Few visitors came to Briarwood save parents or friends of the girls. This man did not even look like a pedler. At least, he carried no sample case, and he was not walking from the direction of Lumberton.
His black suit was very dusty and his yellow shoes proved by the dust they bore, too, that he had walked a long way.
"He wears a rolling collar and a flowing tie," muttered the irrepressible Jennie. "Goodness! it almost makes me seasick to look at them. _What_ can he be? A chaplain in the navy? An actor?"
"Actor is right," thought Ruth, as the man strutted up the walk.
The girls, who were attending Ruth and Ann and Amy Gregg a part of the way to Mrs. Sadoc Smith's, gave the strange man plenty of room on the gravel walk, but when he came near them he stopped and stared. And he stared at Ruth.
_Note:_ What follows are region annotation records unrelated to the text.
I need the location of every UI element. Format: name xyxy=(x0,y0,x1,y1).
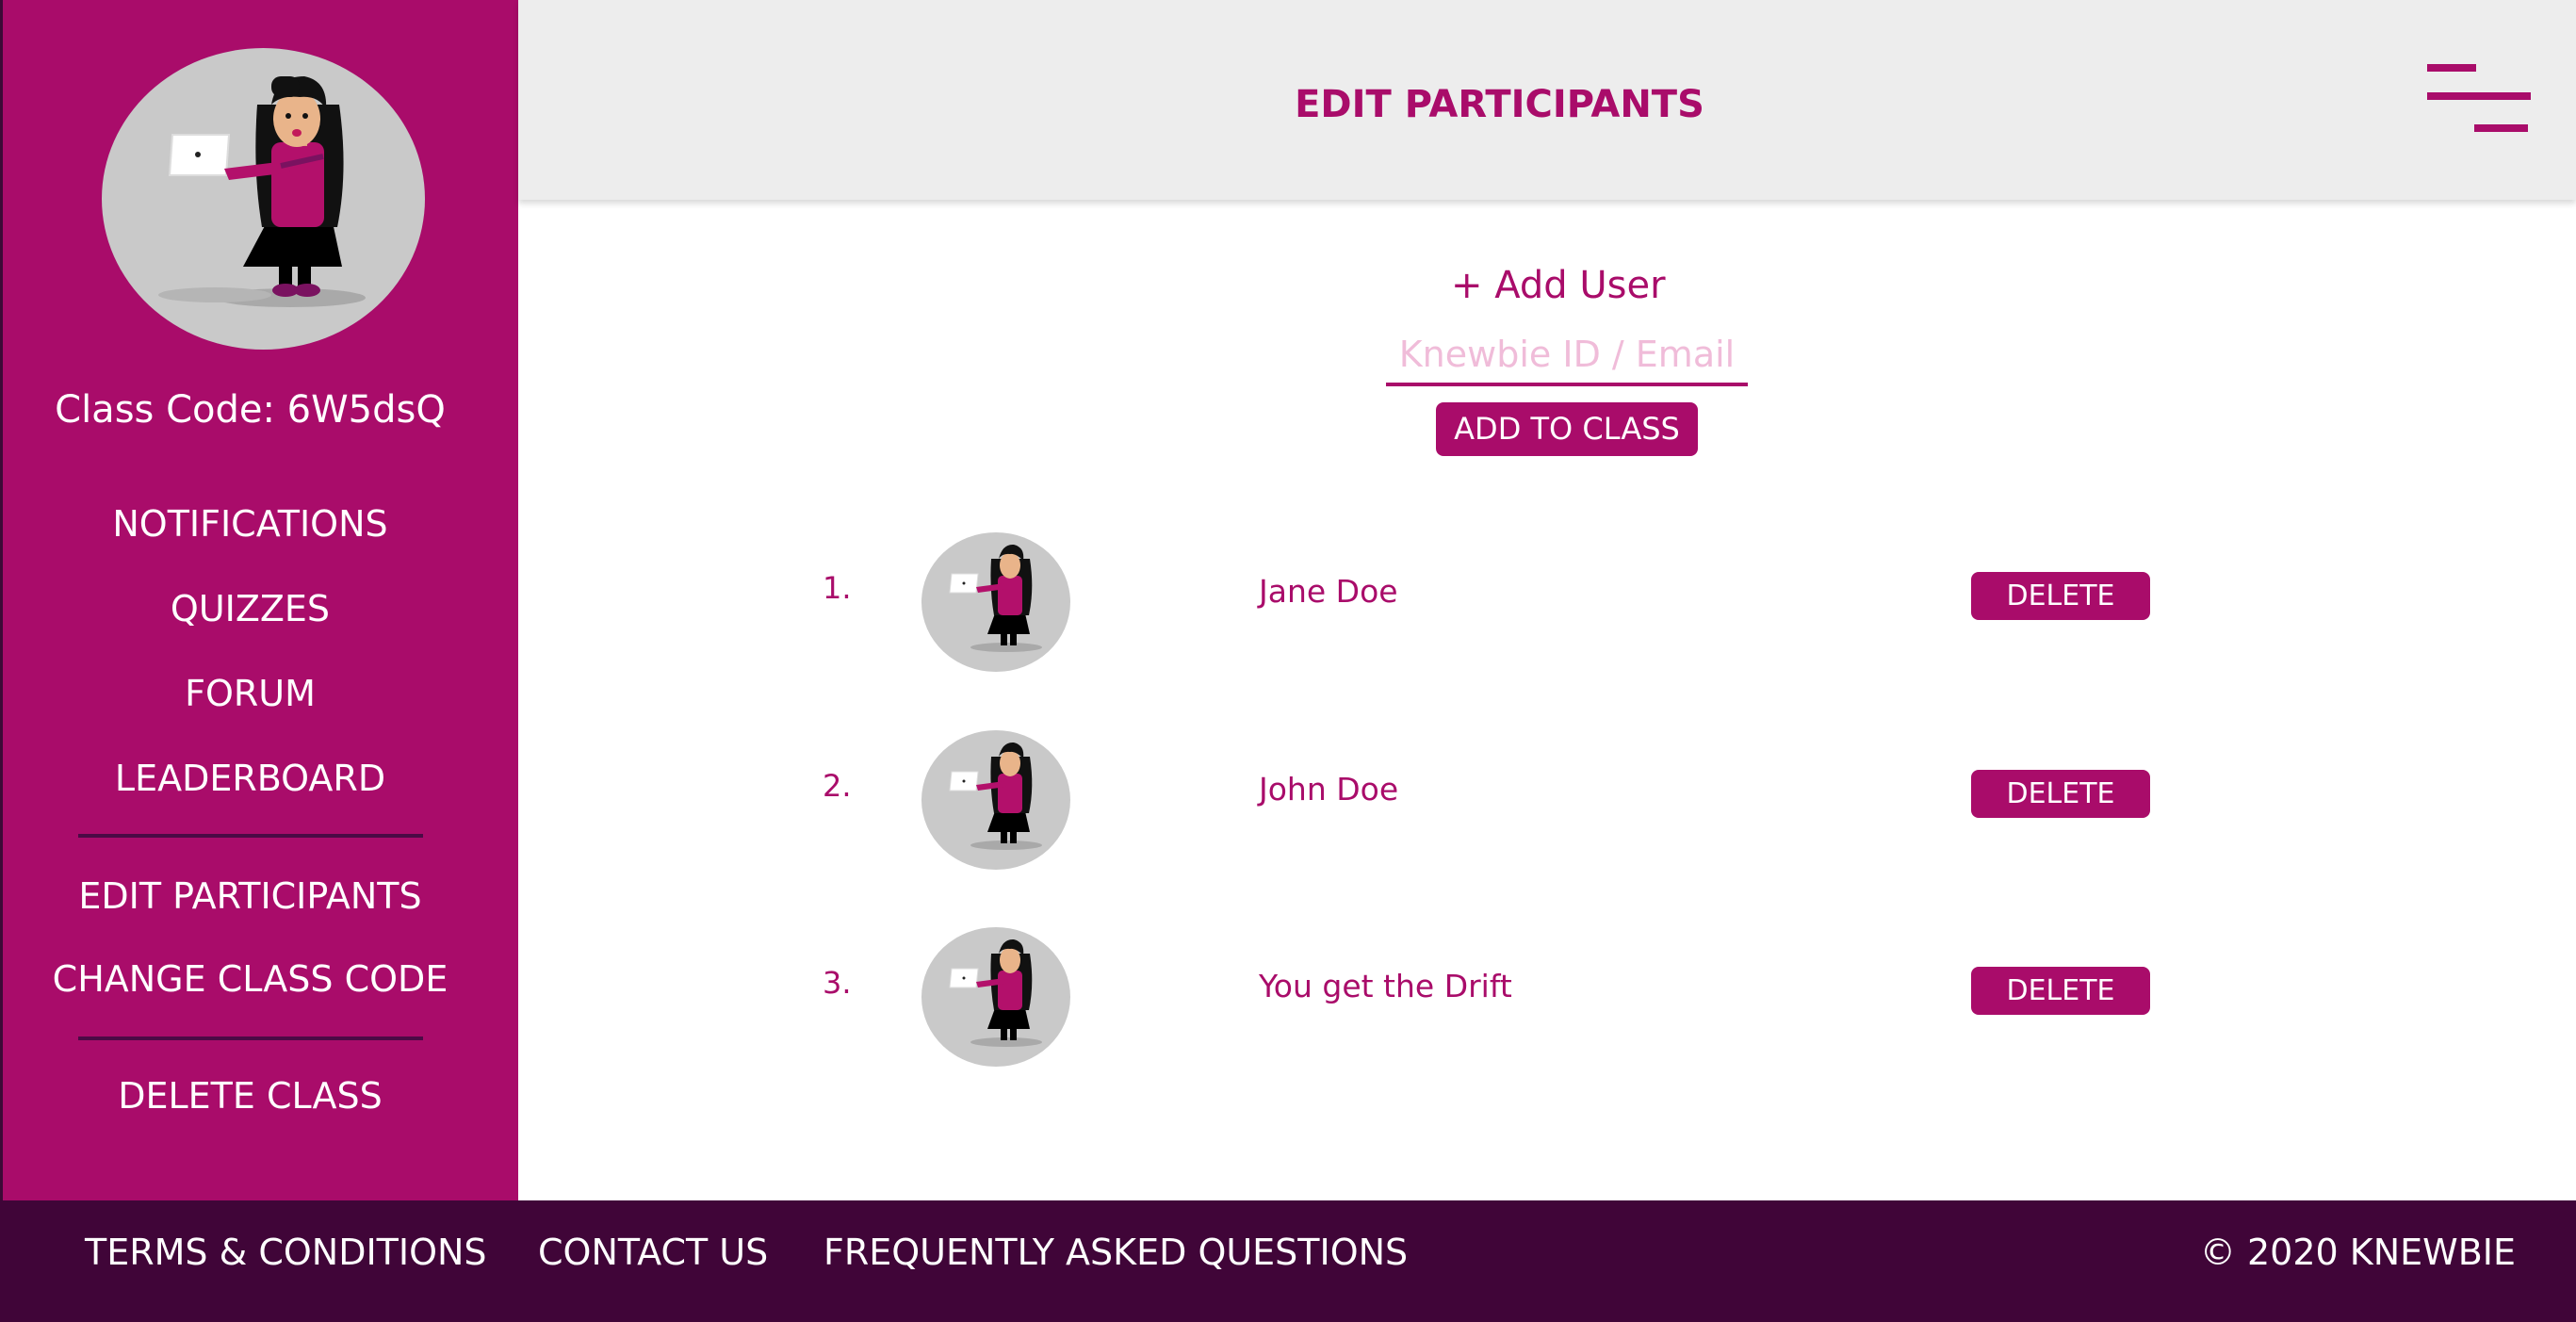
footer-link-contact[interactable]: CONTACT US xyxy=(538,1232,768,1273)
participant-number: 3. xyxy=(823,965,852,1001)
class-avatar xyxy=(102,48,425,350)
participant-name: You get the Drift xyxy=(1259,968,1512,1004)
participant-number: 2. xyxy=(823,768,852,804)
participant-row: 3. You get the Drift DELETE xyxy=(518,918,2576,1067)
participant-number: 1. xyxy=(823,570,852,606)
participant-name: Jane Doe xyxy=(1259,573,1398,610)
nav-leaderboard[interactable]: LEADERBOARD xyxy=(3,758,497,799)
nav-edit-participants[interactable]: EDIT PARTICIPANTS xyxy=(3,875,497,917)
participant-row: 2. John Doe DELETE xyxy=(518,721,2576,870)
user-avatar-icon xyxy=(949,742,1042,850)
footer-link-faq[interactable]: FREQUENTLY ASKED QUESTIONS xyxy=(823,1232,1408,1273)
delete-participant-button[interactable]: DELETE xyxy=(1971,967,2150,1015)
nav-delete-class[interactable]: DELETE CLASS xyxy=(3,1075,497,1117)
footer-link-terms[interactable]: TERMS & CONDITIONS xyxy=(85,1232,487,1273)
page-title: EDIT PARTICIPANTS xyxy=(1295,83,1704,126)
user-avatar-icon xyxy=(949,938,1042,1047)
delete-participant-button[interactable]: DELETE xyxy=(1971,572,2150,620)
hamburger-menu-icon[interactable] xyxy=(2427,64,2531,144)
participant-avatar xyxy=(921,927,1070,1067)
knewbie-id-input[interactable] xyxy=(1386,325,1748,386)
user-avatar-icon xyxy=(949,544,1042,652)
nav-forum[interactable]: FORUM xyxy=(3,673,497,714)
participant-row: 1. Jane Doe DELETE xyxy=(518,523,2576,672)
copyright: © 2020 KNEWBIE xyxy=(2199,1232,2516,1273)
delete-participant-button[interactable]: DELETE xyxy=(1971,770,2150,818)
add-user-label[interactable]: + Add User xyxy=(1451,264,1666,307)
class-code: Class Code: 6W5dsQ xyxy=(55,388,446,432)
sidebar: Class Code: 6W5dsQ NOTIFICATIONS QUIZZES… xyxy=(0,0,518,1200)
nav-notifications[interactable]: NOTIFICATIONS xyxy=(3,503,497,545)
participant-avatar xyxy=(921,532,1070,672)
nav-change-class-code[interactable]: CHANGE CLASS CODE xyxy=(3,958,497,1000)
teacher-illustration-icon xyxy=(158,76,366,307)
nav-divider xyxy=(78,834,423,838)
nav-quizzes[interactable]: QUIZZES xyxy=(3,588,497,629)
page-header: EDIT PARTICIPANTS xyxy=(518,0,2576,200)
participant-name: John Doe xyxy=(1259,771,1399,808)
participant-avatar xyxy=(921,730,1070,870)
nav-divider xyxy=(78,1036,423,1040)
add-to-class-button[interactable]: ADD TO CLASS xyxy=(1436,402,1698,456)
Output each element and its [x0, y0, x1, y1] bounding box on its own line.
"Pardon me, young lady," he said, in a full, sonorous tone. "Are you Miss Fielding?"
The other girls drifted away and left Ruth to face the odd looking person.
"I am Ruth Fielding," Ruth said, much puzzled.
"Ah! you do not know me?" queried the man.
"No, sir."
"My card!" said the man, with a flourish.
Jennie whispered to the others: "Look at him! He draws and presents that card as though it were a sword at his enemy's throat! I hope he won't impale her upon it."
Ruth, much bewildered, and not a little troubled, accepted the card. On it was printed:
AMASA FARRINGTON Criterion Films
"Goodness!" thought Ruth. "More moving picture people?"